In the same way that owner occupiers may give the outsides of their properties a lick of paint before they put a house on the market, the same kerb appeal principles apply to buy to lets.
There is one area of differentiation: gardens. You may have a couple of weeks of pleasant flowers with new plants you use to brighten up the place, but putting in plants that need lots of watering may leave you with an unsightly pot full of twigs a few weeks later if your tenants are not keen gardeners.
By keeping the décor of your buy to let property neutral, you may attract a wider range of potential tenants.
A standard residential tenancy may contain a clause that prevents the tenants from causing any damage to the decoration or changing the colours of the walls. This is a clause that is worth enforcing because if your student tenants decide to paint the walls orange, for example, this might put the families market off! Likewise, by keeping the same colour throughout it means that you can bulk buy paint and keep a central stock that suits all of your properties.
Location, location, location!
As with owner occupied properties, location is key when it comes to buy to lets. The same issues concern tenants as they do owners, namely:
- Transport links;
- Good schools;
- Proximity to shops and local amenities.
Choosing a property in a “nice” area may also have the advantage of landlord property cover that may be affordable, as let property insurance may be based on the same cost signifiers (crime and flooding) as regular buildings insurance.
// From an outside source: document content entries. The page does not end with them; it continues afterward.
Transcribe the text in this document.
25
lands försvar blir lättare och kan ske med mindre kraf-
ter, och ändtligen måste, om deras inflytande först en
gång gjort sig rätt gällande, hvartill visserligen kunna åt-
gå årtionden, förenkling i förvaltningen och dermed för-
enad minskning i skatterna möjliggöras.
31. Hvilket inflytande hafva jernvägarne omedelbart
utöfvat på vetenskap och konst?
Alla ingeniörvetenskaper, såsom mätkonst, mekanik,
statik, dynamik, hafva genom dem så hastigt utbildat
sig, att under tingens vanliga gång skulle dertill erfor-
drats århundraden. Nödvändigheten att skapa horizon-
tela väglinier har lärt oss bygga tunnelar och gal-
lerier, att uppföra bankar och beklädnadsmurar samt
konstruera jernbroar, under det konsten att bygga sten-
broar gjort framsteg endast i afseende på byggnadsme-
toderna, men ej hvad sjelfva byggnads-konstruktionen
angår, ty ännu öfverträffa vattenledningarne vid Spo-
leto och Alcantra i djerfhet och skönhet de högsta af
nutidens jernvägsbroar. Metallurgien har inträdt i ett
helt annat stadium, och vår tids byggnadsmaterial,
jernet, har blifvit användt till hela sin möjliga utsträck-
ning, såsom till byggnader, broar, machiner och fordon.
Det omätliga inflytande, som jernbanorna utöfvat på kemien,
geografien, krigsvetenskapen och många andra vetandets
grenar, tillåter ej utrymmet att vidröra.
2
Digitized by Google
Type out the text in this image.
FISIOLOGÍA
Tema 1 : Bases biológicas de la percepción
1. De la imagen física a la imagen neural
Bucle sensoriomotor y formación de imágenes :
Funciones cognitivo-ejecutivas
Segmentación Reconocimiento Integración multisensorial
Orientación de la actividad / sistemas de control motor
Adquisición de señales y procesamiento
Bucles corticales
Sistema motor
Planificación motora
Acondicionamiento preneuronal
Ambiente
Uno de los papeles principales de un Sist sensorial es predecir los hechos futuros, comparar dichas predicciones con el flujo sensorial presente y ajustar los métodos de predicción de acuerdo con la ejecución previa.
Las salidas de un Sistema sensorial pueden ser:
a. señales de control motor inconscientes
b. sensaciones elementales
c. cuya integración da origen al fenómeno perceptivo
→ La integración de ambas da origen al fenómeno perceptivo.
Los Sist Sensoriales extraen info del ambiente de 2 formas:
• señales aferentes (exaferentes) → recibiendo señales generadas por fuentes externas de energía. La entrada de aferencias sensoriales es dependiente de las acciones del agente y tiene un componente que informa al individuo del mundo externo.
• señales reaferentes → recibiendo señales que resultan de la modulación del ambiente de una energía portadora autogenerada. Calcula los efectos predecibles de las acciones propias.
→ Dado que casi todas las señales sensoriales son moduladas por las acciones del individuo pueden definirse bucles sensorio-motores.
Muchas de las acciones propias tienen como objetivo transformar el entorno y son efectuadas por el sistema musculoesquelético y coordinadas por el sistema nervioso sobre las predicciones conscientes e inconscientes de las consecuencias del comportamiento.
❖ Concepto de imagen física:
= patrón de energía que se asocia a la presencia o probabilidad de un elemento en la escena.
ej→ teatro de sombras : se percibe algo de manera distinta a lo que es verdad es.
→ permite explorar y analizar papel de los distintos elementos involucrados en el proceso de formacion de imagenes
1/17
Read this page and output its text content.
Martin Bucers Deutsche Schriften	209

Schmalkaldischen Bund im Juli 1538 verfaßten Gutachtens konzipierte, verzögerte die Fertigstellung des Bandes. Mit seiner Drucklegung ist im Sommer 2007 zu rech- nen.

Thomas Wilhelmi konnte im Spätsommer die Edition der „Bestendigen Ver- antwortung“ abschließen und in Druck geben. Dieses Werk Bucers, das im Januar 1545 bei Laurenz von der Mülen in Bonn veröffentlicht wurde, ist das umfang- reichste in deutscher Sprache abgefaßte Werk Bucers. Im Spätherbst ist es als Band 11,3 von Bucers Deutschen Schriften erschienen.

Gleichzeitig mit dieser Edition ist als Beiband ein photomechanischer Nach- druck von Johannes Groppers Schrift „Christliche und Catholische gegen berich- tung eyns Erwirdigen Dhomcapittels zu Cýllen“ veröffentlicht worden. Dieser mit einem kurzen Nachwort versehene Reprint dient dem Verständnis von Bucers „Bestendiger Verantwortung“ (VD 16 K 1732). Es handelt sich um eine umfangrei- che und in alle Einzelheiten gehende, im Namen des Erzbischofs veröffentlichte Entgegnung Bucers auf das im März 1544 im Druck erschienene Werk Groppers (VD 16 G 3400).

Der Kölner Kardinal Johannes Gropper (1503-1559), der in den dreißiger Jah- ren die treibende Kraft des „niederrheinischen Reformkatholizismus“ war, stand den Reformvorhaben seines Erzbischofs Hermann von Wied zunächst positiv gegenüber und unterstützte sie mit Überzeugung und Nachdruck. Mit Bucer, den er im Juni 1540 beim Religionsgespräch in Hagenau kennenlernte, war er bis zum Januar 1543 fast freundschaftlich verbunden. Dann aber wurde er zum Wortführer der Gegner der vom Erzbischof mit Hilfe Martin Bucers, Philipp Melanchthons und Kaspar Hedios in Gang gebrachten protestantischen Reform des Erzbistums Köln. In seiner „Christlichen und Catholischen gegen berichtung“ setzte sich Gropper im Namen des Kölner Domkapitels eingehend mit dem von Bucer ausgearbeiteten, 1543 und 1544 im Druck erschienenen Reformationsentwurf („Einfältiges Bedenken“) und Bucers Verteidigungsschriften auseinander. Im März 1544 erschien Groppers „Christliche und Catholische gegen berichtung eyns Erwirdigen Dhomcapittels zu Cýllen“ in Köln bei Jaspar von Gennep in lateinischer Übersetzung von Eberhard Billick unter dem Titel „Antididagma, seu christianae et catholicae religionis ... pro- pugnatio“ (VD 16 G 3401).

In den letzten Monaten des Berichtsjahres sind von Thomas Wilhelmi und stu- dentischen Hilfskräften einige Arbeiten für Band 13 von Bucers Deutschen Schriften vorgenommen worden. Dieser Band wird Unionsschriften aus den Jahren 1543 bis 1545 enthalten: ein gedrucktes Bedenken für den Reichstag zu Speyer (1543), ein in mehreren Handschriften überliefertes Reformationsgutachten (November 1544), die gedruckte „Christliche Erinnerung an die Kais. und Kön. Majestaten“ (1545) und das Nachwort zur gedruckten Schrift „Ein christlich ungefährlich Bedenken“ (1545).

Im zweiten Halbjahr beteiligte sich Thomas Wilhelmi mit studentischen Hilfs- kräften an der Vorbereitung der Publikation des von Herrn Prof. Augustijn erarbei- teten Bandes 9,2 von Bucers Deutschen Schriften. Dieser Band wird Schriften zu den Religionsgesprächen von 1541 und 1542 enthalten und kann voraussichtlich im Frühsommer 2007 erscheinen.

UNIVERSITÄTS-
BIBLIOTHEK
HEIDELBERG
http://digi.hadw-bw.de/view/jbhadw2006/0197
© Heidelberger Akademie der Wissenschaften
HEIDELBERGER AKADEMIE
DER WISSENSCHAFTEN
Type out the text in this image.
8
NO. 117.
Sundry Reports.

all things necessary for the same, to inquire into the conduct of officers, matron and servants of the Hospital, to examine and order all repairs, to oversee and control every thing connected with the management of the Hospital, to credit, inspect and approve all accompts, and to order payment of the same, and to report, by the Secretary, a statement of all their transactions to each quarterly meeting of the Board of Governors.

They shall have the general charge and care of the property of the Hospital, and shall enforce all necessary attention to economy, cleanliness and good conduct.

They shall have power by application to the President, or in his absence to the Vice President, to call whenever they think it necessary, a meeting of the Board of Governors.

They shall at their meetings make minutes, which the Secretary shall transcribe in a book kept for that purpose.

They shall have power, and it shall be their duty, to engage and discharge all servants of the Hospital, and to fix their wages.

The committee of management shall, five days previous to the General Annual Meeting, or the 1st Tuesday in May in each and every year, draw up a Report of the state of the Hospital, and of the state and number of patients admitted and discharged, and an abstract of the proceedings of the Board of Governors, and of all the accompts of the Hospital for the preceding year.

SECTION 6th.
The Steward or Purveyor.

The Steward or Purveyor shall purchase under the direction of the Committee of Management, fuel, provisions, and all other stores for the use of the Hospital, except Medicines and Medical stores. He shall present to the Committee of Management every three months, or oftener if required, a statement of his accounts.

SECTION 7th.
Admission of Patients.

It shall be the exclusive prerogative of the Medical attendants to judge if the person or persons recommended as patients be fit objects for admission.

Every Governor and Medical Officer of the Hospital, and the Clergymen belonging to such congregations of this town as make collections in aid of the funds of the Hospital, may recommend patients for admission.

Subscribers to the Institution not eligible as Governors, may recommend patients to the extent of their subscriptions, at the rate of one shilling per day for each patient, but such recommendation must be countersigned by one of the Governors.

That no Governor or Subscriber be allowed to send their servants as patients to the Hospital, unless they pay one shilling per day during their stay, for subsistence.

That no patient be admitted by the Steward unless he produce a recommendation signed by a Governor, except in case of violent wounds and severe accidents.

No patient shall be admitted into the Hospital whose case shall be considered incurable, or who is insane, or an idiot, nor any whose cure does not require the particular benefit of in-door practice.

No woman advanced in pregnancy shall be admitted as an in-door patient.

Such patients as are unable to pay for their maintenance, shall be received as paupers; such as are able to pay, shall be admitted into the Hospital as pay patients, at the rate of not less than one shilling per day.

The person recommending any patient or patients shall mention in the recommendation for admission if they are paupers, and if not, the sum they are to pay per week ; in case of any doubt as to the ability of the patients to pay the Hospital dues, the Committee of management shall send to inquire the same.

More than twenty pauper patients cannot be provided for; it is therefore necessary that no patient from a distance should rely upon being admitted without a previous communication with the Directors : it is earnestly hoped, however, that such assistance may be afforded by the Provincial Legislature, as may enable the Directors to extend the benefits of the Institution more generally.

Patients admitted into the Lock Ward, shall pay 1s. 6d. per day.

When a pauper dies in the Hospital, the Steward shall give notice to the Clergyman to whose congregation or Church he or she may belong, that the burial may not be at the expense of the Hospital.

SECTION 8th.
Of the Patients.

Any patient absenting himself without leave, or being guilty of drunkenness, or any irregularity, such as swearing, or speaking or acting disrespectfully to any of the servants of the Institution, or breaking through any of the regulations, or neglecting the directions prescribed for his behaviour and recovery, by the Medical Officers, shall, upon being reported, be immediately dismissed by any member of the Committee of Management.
Targeting a particular market?
If you are knowledgeable about a particular sector, it may make sense to have a target market for your buy to let. However, this may depend on the nature of your property. If, for instance, you are leaving the country for work and want to let out your family home, you may prefer the house to be occupied by another family rather than a handful of students who like to party.
If you do have the student market in your sights, you may wish to keep an eye on the plans of the local colleges and universities in your area. A college that is expanding courses and increasing places may be able to find you fresh tenants in a matter of weeks.